Secondly, as in N.C. State's response, Gottfried's attorneys maintain that there is no hard evidence of the payments being made, only testimony hinting at such a plan. Absent that evidence, they argue, Gottfried shouldn't be held accountable.

"More specifically, the finding of guilt as to Count One does not establish as a fact that (Adidas consultant T.J.) Gassnola actually paid $40,000 to (former N.C. State assistant coach Orlando) Early, or that Early actually told Gassnola that he intended to provide this money to basketball trainer (Shawn) Farmer, or that any of the other information related to this payment or to NC State more generally. The only charge that mentions NC State is Count One, the conspiracy count, which also lists three other universities. Because the jury merely had to find that an agreement existed to defraud "one or more universities," the jury verdict does not establish that the jury found as a fact that NC State was one of the universities that the jury determined the defendants agreed to defraud. And, of course, even if one were to speculate that the jury found that NC State was the target or one of the targets of the conspiracy, the jury never found that any conduct related to NC State actually occurred-since it is immaterial for a conspiracy charge whether or not the purpose of the conspiracy was accomplished."
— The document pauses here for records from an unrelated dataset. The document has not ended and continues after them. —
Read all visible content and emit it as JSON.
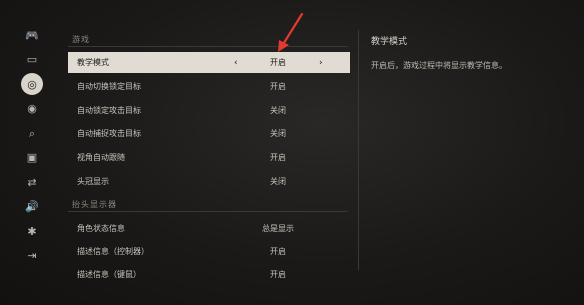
{
  "sidebar": {
    "icons": [
      "gamepad-icon",
      "display-icon",
      "target-icon",
      "eye-icon",
      "search-icon",
      "screen-icon",
      "swap-icon",
      "volume-icon",
      "accessibility-icon",
      "exit-icon"
    ],
    "glyphs": [
      "🎮",
      "▭",
      "◎",
      "◉",
      "⌕",
      "▣",
      "⇄",
      "🔊",
      "✱",
      "⇥"
    ],
    "active_index": 2
  },
  "sections": [
    {
      "header": "游戏",
      "rows": [
        {
          "label": "教学模式",
          "value": "开启",
          "selected": true
        },
        {
          "label": "自动切换锁定目标",
          "value": "开启"
        },
        {
          "label": "自动锁定攻击目标",
          "value": "关闭"
        },
        {
          "label": "自动捕捉攻击目标",
          "value": "关闭"
        },
        {
          "label": "视角自动跟随",
          "value": "开启"
        },
        {
          "label": "头冠显示",
          "value": "关闭"
        }
      ]
    },
    {
      "header": "抬头显示器",
      "rows": [
        {
          "label": "角色状态信息",
          "value": "总是显示"
        },
        {
          "label": "描述信息（控制器）",
          "value": "开启"
        },
        {
          "label": "描述信息（键鼠）",
          "value": "开启"
        }
      ]
    }
  ],
  "selector": {
    "left_arrow": "‹",
    "right_arrow": "›"
  },
  "detail": {
    "title": "教学模式",
    "text": "开启后，游戏过程中将显示教学信息。"
  },
  "colors": {
    "selected_bg": "#e0dcd4",
    "annotation_arrow": "#e23a2e"
  }
}
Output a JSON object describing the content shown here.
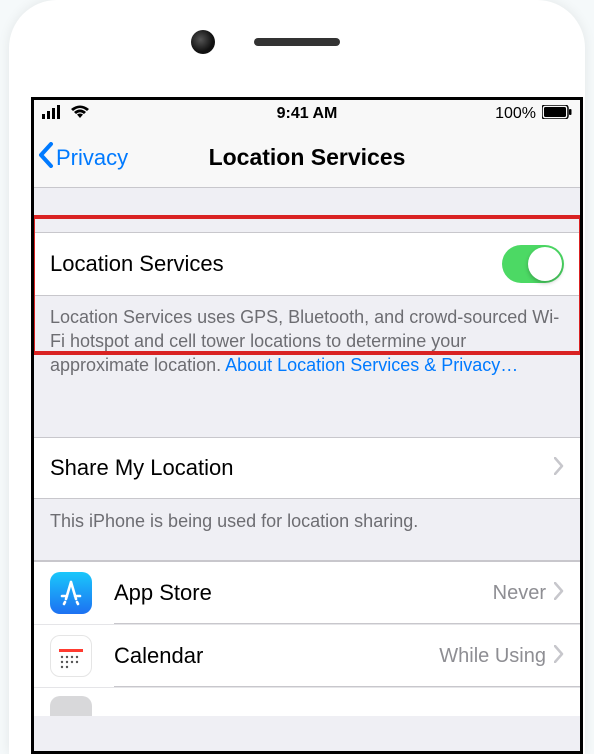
{
  "status_bar": {
    "time": "9:41 AM",
    "battery": "100%"
  },
  "nav": {
    "back_label": "Privacy",
    "title": "Location Services"
  },
  "main_toggle": {
    "label": "Location Services",
    "enabled": true
  },
  "description": {
    "text": "Location Services uses GPS, Bluetooth, and crowd-sourced Wi-Fi hotspot and cell tower locations to determine your approximate location. ",
    "link": "About Location Services & Privacy…"
  },
  "share": {
    "label": "Share My Location",
    "footer": "This iPhone is being used for location sharing."
  },
  "apps": [
    {
      "name": "App Store",
      "status": "Never",
      "icon": "appstore"
    },
    {
      "name": "Calendar",
      "status": "While Using",
      "icon": "calendar"
    }
  ]
}
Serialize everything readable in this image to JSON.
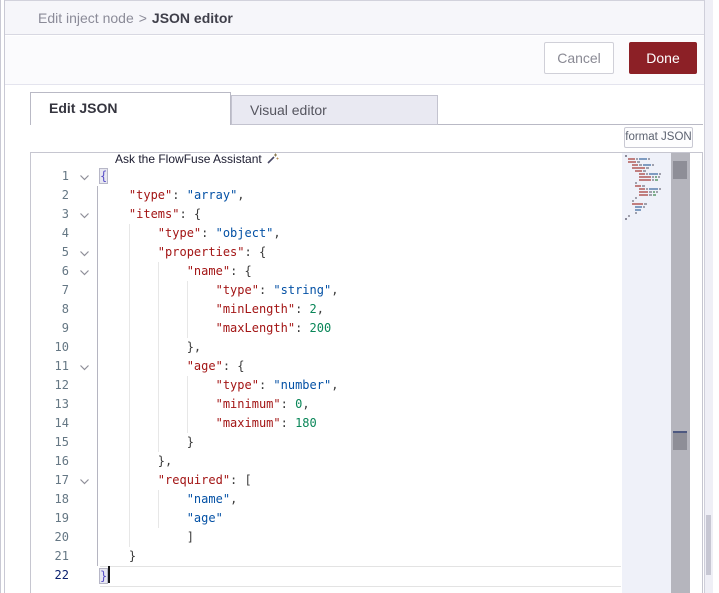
{
  "window": {
    "breadcrumb_parent": "Edit inject node",
    "breadcrumb_separator": ">",
    "breadcrumb_current": "JSON editor"
  },
  "buttons": {
    "cancel": "Cancel",
    "done": "Done",
    "format_json": "format JSON"
  },
  "tabs": {
    "edit_json": "Edit JSON",
    "visual_editor": "Visual editor"
  },
  "assistant": {
    "label": "Ask the FlowFuse Assistant",
    "icon": "magic-wand-icon"
  },
  "colors": {
    "done_button": "#8C2026",
    "json_key": "#a31515",
    "json_string_value": "#0451a5",
    "json_number": "#098658",
    "matched_bracket": "#5a50c8",
    "tab_inactive_bg": "#e9e9f2",
    "header_bg": "#f6f6fa"
  },
  "editor": {
    "language": "json",
    "cursor": {
      "line": 22,
      "column": 2
    },
    "lines": [
      {
        "n": 1,
        "fold": true,
        "cur": false,
        "tokens": [
          [
            "b",
            "{"
          ]
        ]
      },
      {
        "n": 2,
        "fold": false,
        "cur": false,
        "tokens": [
          [
            "w",
            "    "
          ],
          [
            "k",
            "\"type\""
          ],
          [
            "p",
            ": "
          ],
          [
            "v",
            "\"array\""
          ],
          [
            "p",
            ","
          ]
        ]
      },
      {
        "n": 3,
        "fold": true,
        "cur": false,
        "tokens": [
          [
            "w",
            "    "
          ],
          [
            "k",
            "\"items\""
          ],
          [
            "p",
            ": {"
          ]
        ]
      },
      {
        "n": 4,
        "fold": false,
        "cur": false,
        "tokens": [
          [
            "w",
            "        "
          ],
          [
            "k",
            "\"type\""
          ],
          [
            "p",
            ": "
          ],
          [
            "v",
            "\"object\""
          ],
          [
            "p",
            ","
          ]
        ]
      },
      {
        "n": 5,
        "fold": true,
        "cur": false,
        "tokens": [
          [
            "w",
            "        "
          ],
          [
            "k",
            "\"properties\""
          ],
          [
            "p",
            ": {"
          ]
        ]
      },
      {
        "n": 6,
        "fold": true,
        "cur": false,
        "tokens": [
          [
            "w",
            "            "
          ],
          [
            "k",
            "\"name\""
          ],
          [
            "p",
            ": {"
          ]
        ]
      },
      {
        "n": 7,
        "fold": false,
        "cur": false,
        "tokens": [
          [
            "w",
            "                "
          ],
          [
            "k",
            "\"type\""
          ],
          [
            "p",
            ": "
          ],
          [
            "v",
            "\"string\""
          ],
          [
            "p",
            ","
          ]
        ]
      },
      {
        "n": 8,
        "fold": false,
        "cur": false,
        "tokens": [
          [
            "w",
            "                "
          ],
          [
            "k",
            "\"minLength\""
          ],
          [
            "p",
            ": "
          ],
          [
            "n",
            "2"
          ],
          [
            "p",
            ","
          ]
        ]
      },
      {
        "n": 9,
        "fold": false,
        "cur": false,
        "tokens": [
          [
            "w",
            "                "
          ],
          [
            "k",
            "\"maxLength\""
          ],
          [
            "p",
            ": "
          ],
          [
            "n",
            "200"
          ]
        ]
      },
      {
        "n": 10,
        "fold": false,
        "cur": false,
        "tokens": [
          [
            "w",
            "            "
          ],
          [
            "p",
            "},"
          ]
        ]
      },
      {
        "n": 11,
        "fold": true,
        "cur": false,
        "tokens": [
          [
            "w",
            "            "
          ],
          [
            "k",
            "\"age\""
          ],
          [
            "p",
            ": {"
          ]
        ]
      },
      {
        "n": 12,
        "fold": false,
        "cur": false,
        "tokens": [
          [
            "w",
            "                "
          ],
          [
            "k",
            "\"type\""
          ],
          [
            "p",
            ": "
          ],
          [
            "v",
            "\"number\""
          ],
          [
            "p",
            ","
          ]
        ]
      },
      {
        "n": 13,
        "fold": false,
        "cur": false,
        "tokens": [
          [
            "w",
            "                "
          ],
          [
            "k",
            "\"minimum\""
          ],
          [
            "p",
            ": "
          ],
          [
            "n",
            "0"
          ],
          [
            "p",
            ","
          ]
        ]
      },
      {
        "n": 14,
        "fold": false,
        "cur": false,
        "tokens": [
          [
            "w",
            "                "
          ],
          [
            "k",
            "\"maximum\""
          ],
          [
            "p",
            ": "
          ],
          [
            "n",
            "180"
          ]
        ]
      },
      {
        "n": 15,
        "fold": false,
        "cur": false,
        "tokens": [
          [
            "w",
            "            "
          ],
          [
            "p",
            "}"
          ]
        ]
      },
      {
        "n": 16,
        "fold": false,
        "cur": false,
        "tokens": [
          [
            "w",
            "        "
          ],
          [
            "p",
            "},"
          ]
        ]
      },
      {
        "n": 17,
        "fold": true,
        "cur": false,
        "tokens": [
          [
            "w",
            "        "
          ],
          [
            "k",
            "\"required\""
          ],
          [
            "p",
            ": ["
          ]
        ]
      },
      {
        "n": 18,
        "fold": false,
        "cur": false,
        "tokens": [
          [
            "w",
            "            "
          ],
          [
            "v",
            "\"name\""
          ],
          [
            "p",
            ","
          ]
        ]
      },
      {
        "n": 19,
        "fold": false,
        "cur": false,
        "tokens": [
          [
            "w",
            "            "
          ],
          [
            "v",
            "\"age\""
          ]
        ]
      },
      {
        "n": 20,
        "fold": false,
        "cur": false,
        "tokens": [
          [
            "w",
            "            "
          ],
          [
            "p",
            "]"
          ]
        ]
      },
      {
        "n": 21,
        "fold": false,
        "cur": false,
        "tokens": [
          [
            "w",
            "    "
          ],
          [
            "p",
            "}"
          ]
        ]
      },
      {
        "n": 22,
        "fold": false,
        "cur": true,
        "tokens": [
          [
            "b",
            "}"
          ],
          [
            "cursor",
            ""
          ]
        ]
      }
    ]
  }
}
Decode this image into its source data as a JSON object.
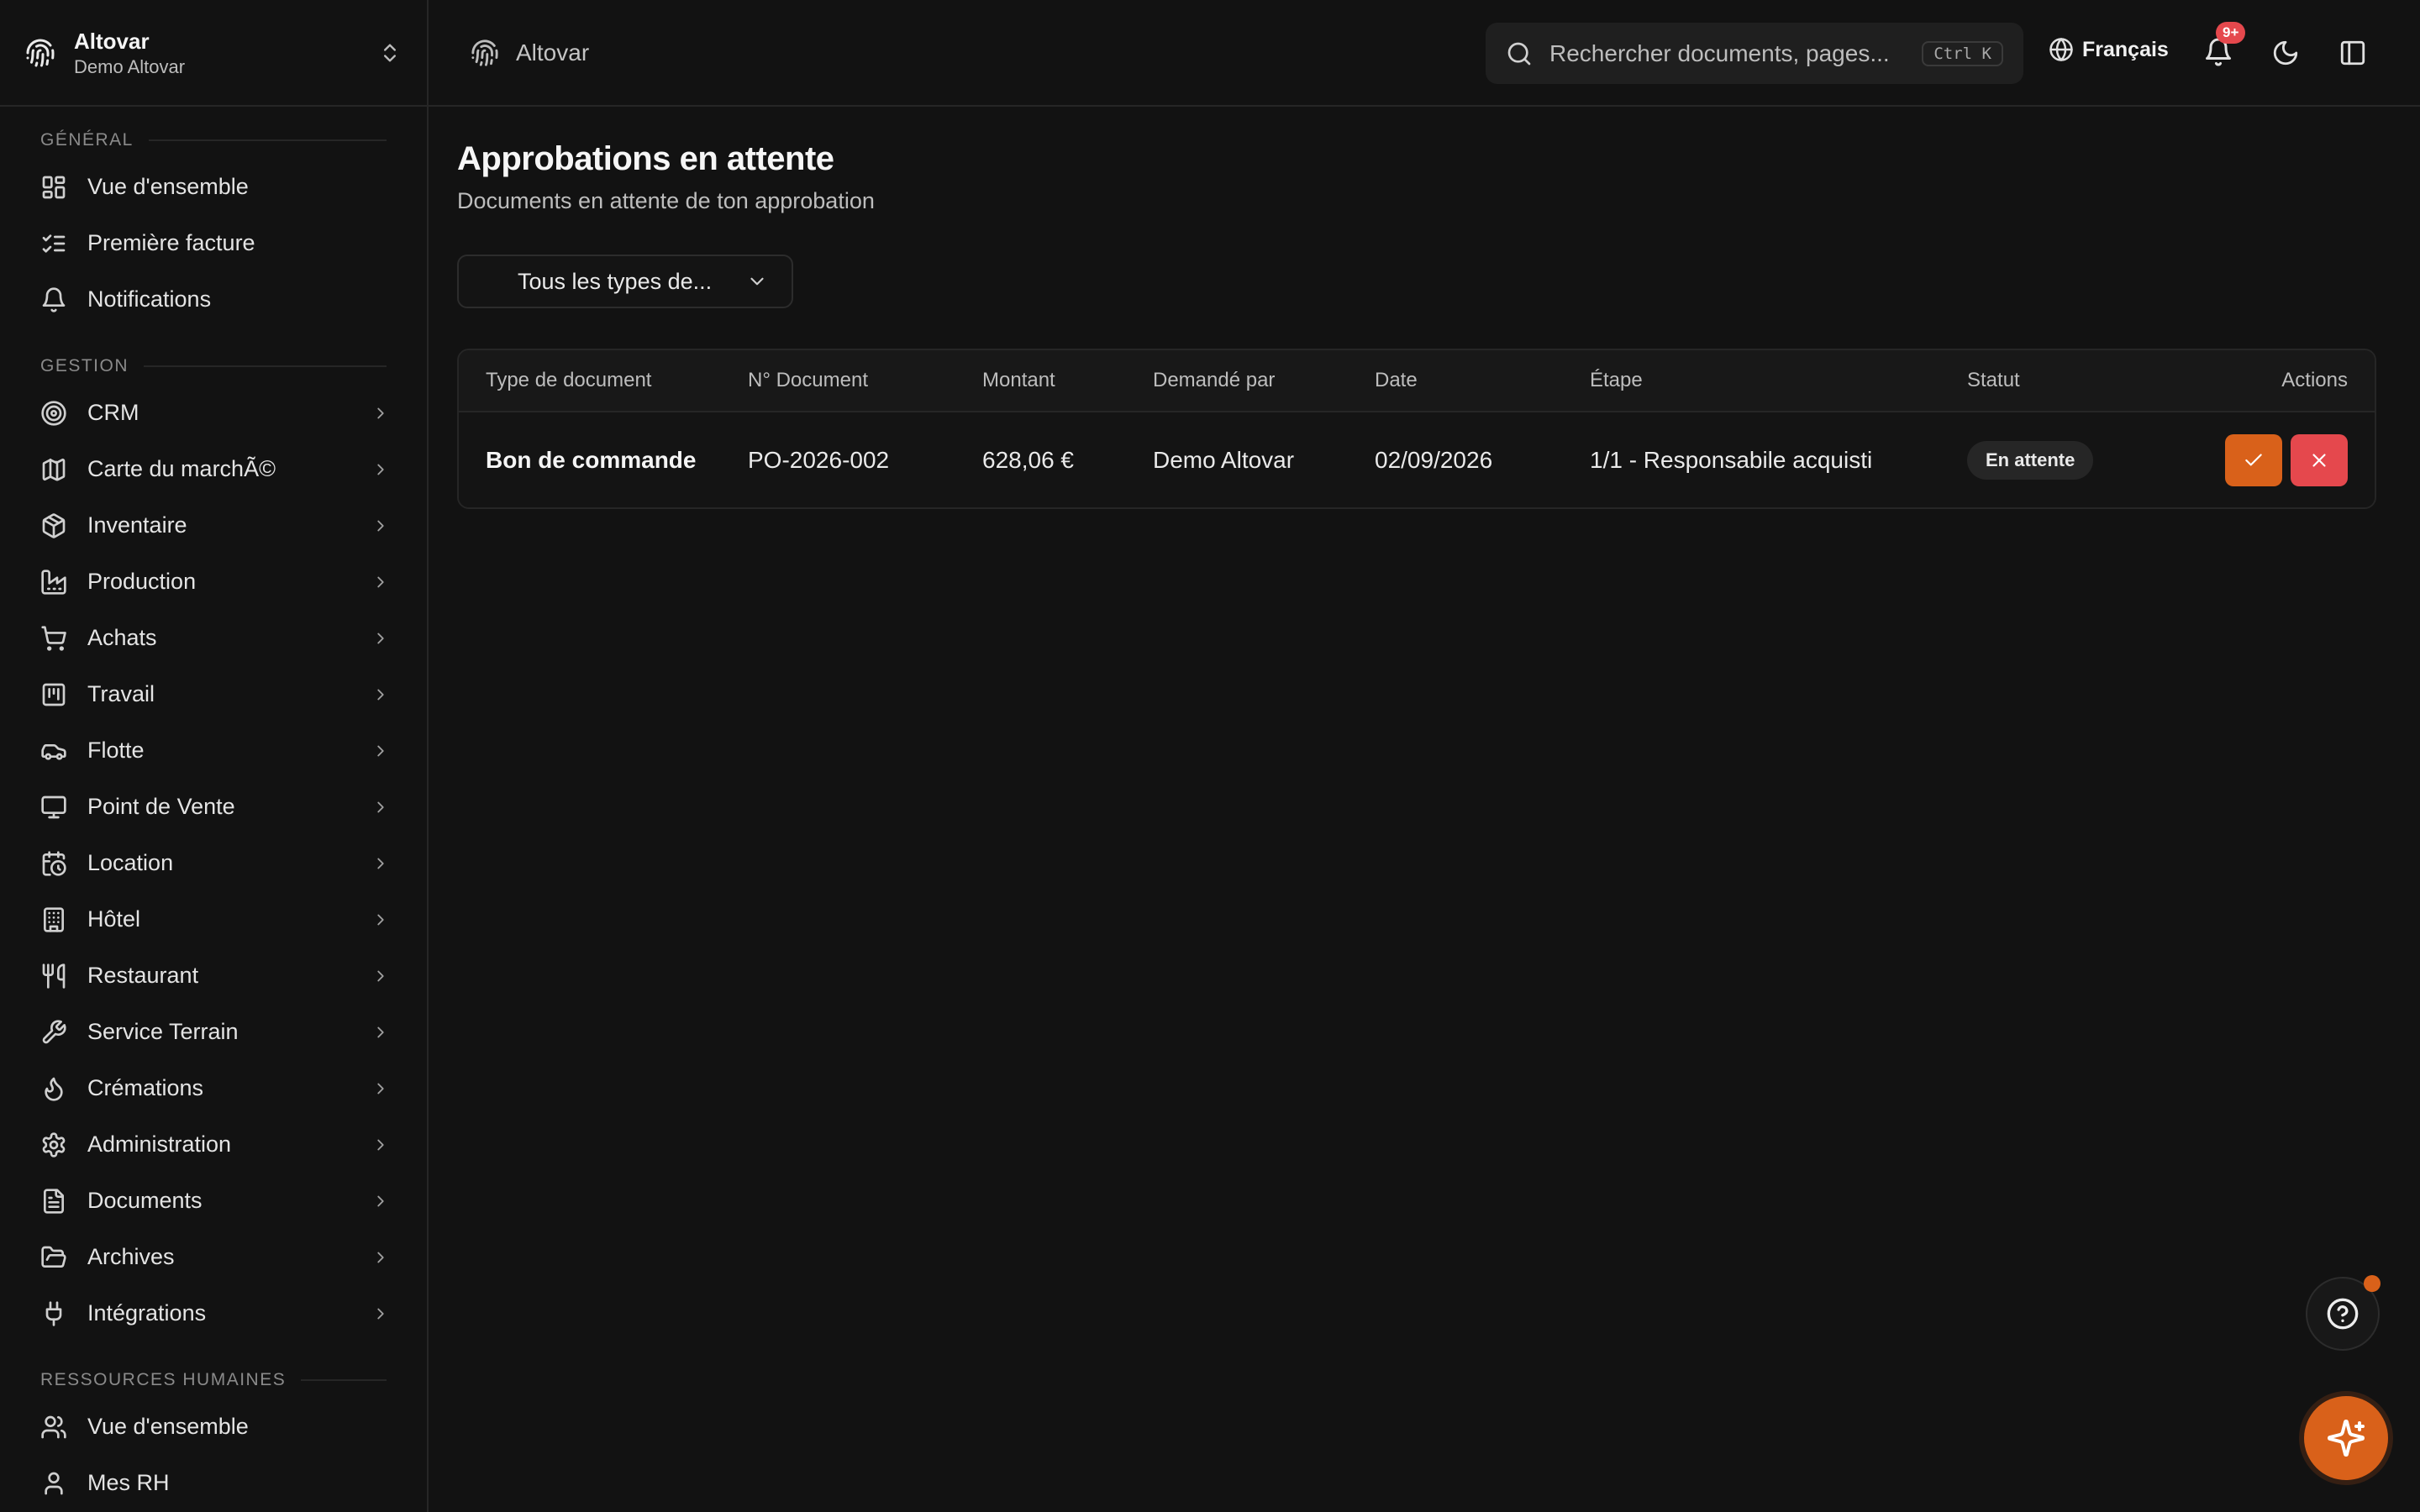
{
  "org": {
    "name": "Altovar",
    "subtitle": "Demo Altovar"
  },
  "breadcrumb": {
    "label": "Altovar"
  },
  "search": {
    "placeholder": "Rechercher documents, pages...",
    "shortcut": "Ctrl K"
  },
  "language": "Français",
  "notifications": {
    "count": "9+"
  },
  "sidebar": {
    "sections": [
      {
        "title": "Général",
        "items": [
          {
            "label": "Vue d'ensemble",
            "icon": "layout-dashboard-icon"
          },
          {
            "label": "Première facture",
            "icon": "list-checks-icon"
          },
          {
            "label": "Notifications",
            "icon": "bell-icon"
          }
        ]
      },
      {
        "title": "Gestion",
        "items": [
          {
            "label": "CRM",
            "icon": "target-icon"
          },
          {
            "label": "Carte du marchÃ©",
            "icon": "map-icon"
          },
          {
            "label": "Inventaire",
            "icon": "package-icon"
          },
          {
            "label": "Production",
            "icon": "factory-icon"
          },
          {
            "label": "Achats",
            "icon": "shopping-cart-icon"
          },
          {
            "label": "Travail",
            "icon": "kanban-icon"
          },
          {
            "label": "Flotte",
            "icon": "car-icon"
          },
          {
            "label": "Point de Vente",
            "icon": "monitor-icon"
          },
          {
            "label": "Location",
            "icon": "calendar-clock-icon"
          },
          {
            "label": "Hôtel",
            "icon": "building-icon"
          },
          {
            "label": "Restaurant",
            "icon": "utensils-icon"
          },
          {
            "label": "Service Terrain",
            "icon": "wrench-icon"
          },
          {
            "label": "Crémations",
            "icon": "flame-icon"
          },
          {
            "label": "Administration",
            "icon": "settings-icon"
          },
          {
            "label": "Documents",
            "icon": "file-text-icon"
          },
          {
            "label": "Archives",
            "icon": "folder-open-icon"
          },
          {
            "label": "Intégrations",
            "icon": "plug-icon"
          }
        ]
      },
      {
        "title": "Ressources humaines",
        "items": [
          {
            "label": "Vue d'ensemble",
            "icon": "users-icon"
          },
          {
            "label": "Mes RH",
            "icon": "user-icon"
          }
        ]
      }
    ]
  },
  "page": {
    "title": "Approbations en attente",
    "subtitle": "Documents en attente de ton approbation",
    "filter": "Tous les types de..."
  },
  "table": {
    "headers": [
      "Type de document",
      "N° Document",
      "Montant",
      "Demandé par",
      "Date",
      "Étape",
      "Statut",
      "Actions"
    ],
    "rows": [
      {
        "type": "Bon de commande",
        "number": "PO-2026-002",
        "amount": "628,06 €",
        "requested_by": "Demo Altovar",
        "date": "02/09/2026",
        "step": "1/1 - Responsabile acquisti",
        "status": "En attente"
      }
    ]
  },
  "colors": {
    "accent": "#d9611a",
    "danger": "#e5484d",
    "background": "#121212"
  }
}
Third, Gottfried's attorneys argue that he did everything reasonably possible to promote and ensure compliance both in general and specifically during the recruitment of Smith. They say he checked in frequently and "monitored" assistant coach Early and the Smith family and determined that everything seemed on the up and up. Gottfried, they posit, couldn't have known that Adidas representatives were running a covert "black ops" recruiting scheme that paid players to attend Adidas schools such as N.C. State.

"Only through an extensive, expensive, multi-year federal investigation involving numerous FBI agents, including undercover agents engaged in a long-running sting operation, as well as the use of wire taps, search warrants, grand jury subpoenas, offers of tremendous sentencing leniency in exchange for the cooperation of co-conspirators, including Gassnola, was the federal government able to uncover the scheme."

Lastly, Gottfried's attorneys say that given the scope of the investigation, they haven't been provided enough time to build his defense. Their request for an extended deadline to respond was denied by the NCAA.

One fun side note: In addition to the volume of documents involved and their case workload, the fact that one of the attorneys involved went on paternity leave was cited as a reason for an extension. Everyone loves a newborn.